What Does Your Buyer Need From You?
Two quick observations:
1. The pundits bemoaning how passive/soft the current generation of sellers is need to get off their high horses.
Personally, I believe there’s a level of energy and excitement in sales these days that previous generations couldn’t match. (Believe me, I’ve lived through a lot of them…)
How could you not be amped up by all the innovation taking place in our profession?
The challenge we face is learning how to meld this enthusiasm, innovation, processes and technology to best serve our buyers.
And, to harness these same elements to sustainably increase the revenue productivity of each individual seller.
We’re not there yet. However, I’m optimistic about the future.
2. Sellers have to exercise caution to not let innovation and technology obscure the very real importance of the human act of selling.

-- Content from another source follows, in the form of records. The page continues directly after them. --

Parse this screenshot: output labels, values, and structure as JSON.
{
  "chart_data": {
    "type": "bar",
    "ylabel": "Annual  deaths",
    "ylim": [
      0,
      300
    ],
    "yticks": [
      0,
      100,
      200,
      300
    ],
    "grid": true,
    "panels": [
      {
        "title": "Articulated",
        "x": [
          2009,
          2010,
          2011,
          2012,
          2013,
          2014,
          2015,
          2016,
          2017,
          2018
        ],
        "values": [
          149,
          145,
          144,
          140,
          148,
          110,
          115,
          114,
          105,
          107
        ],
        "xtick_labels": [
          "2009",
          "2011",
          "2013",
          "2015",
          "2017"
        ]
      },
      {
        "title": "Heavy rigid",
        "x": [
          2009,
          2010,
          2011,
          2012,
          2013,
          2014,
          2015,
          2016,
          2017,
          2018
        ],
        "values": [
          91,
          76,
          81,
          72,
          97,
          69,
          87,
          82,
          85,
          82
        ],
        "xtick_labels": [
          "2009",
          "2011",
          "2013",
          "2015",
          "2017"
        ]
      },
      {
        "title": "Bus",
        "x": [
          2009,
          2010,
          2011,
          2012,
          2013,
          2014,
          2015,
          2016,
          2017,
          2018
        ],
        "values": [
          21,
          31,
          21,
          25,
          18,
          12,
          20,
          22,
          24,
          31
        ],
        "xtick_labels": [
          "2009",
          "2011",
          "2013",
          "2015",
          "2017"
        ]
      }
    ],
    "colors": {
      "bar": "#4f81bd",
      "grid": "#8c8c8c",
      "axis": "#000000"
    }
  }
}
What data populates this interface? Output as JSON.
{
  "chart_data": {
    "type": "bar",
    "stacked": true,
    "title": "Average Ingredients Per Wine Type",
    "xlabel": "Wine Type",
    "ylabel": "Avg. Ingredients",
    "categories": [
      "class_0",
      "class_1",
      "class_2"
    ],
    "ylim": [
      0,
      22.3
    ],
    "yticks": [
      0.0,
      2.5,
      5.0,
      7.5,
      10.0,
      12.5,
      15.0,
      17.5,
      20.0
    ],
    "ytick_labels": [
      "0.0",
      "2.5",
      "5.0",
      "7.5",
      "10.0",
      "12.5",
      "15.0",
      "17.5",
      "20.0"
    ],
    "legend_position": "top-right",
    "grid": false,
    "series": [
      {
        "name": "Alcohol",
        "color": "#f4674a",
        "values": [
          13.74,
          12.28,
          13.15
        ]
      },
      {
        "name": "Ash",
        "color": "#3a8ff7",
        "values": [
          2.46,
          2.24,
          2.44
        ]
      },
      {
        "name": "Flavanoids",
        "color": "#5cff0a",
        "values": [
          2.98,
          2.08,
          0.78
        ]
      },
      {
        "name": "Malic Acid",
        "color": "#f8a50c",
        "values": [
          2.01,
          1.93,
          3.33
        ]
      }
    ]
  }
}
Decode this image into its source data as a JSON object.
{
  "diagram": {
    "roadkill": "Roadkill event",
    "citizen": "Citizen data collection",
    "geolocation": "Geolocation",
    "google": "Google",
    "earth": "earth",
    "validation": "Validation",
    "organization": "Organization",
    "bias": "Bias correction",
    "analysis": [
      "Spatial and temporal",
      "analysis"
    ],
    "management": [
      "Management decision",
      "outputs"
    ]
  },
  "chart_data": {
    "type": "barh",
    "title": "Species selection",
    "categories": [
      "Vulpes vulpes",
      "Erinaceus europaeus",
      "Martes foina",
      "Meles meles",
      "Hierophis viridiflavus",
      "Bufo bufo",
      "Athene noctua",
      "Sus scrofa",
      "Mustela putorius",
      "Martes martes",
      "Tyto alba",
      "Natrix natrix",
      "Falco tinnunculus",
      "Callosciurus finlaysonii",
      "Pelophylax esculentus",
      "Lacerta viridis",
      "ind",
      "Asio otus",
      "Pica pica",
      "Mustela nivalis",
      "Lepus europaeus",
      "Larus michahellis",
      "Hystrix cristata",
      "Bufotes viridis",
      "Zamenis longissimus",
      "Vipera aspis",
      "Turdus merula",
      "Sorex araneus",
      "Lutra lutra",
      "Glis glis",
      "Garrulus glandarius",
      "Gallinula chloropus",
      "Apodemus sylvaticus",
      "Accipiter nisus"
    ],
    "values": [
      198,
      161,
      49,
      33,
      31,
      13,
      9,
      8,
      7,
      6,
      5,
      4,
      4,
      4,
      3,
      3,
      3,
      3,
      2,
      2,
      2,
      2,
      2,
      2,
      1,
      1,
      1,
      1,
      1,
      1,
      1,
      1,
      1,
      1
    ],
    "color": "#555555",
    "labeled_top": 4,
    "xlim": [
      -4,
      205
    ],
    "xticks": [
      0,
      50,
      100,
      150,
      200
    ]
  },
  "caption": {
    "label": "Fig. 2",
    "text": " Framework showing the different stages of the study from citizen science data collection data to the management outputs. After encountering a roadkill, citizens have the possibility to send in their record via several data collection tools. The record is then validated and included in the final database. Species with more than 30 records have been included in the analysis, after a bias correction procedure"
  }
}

Geoffrey Colvin, author of the best-selling book, Talent is Overrated, wrote taha "Getting information pushes at the two constraints everyone faces: it takes time and costs money. Making sound decisions fast and at a low cost is a competitive advantage everywhere.”
Your buyers want to make faster purchase decisions because it creates a competitive advantage for their businesses.
This is where buyers depend on you, the sales professional.
Buyers need your help to quickly gather the information they need to make good decisions with the least investment of their time and money.
This means they need your questions, your insights, your acumen and your responsiveness to accelerate their ability to make a decision.
In other words, your buyer needs you to sell with Maximum Impact in the Least Time.
In my first book, Zero-Time Selling, I called this Selling with MILT. (You’ll meet MILT when you read my book.)
This means you have to plan every sales touch. Plan. no matter how large or how small, and the value you’ll deliver, to achieve the desired outcome of helping the buyer move closer to making their decision.
As Colvin pointed out, buyers see the ability to quickly navigate their complex buying process as a competitive advantage in the markets they serve.
Let’s say you’re selling a product that will transform your buyer's product line and enable them to quickly capture new market share.
Given that competitive imperative do you think your buyer wants to take six months to make a decision, if you could help them make it in four months? Of course not.
Can you sell with the maximum impact to make that happen?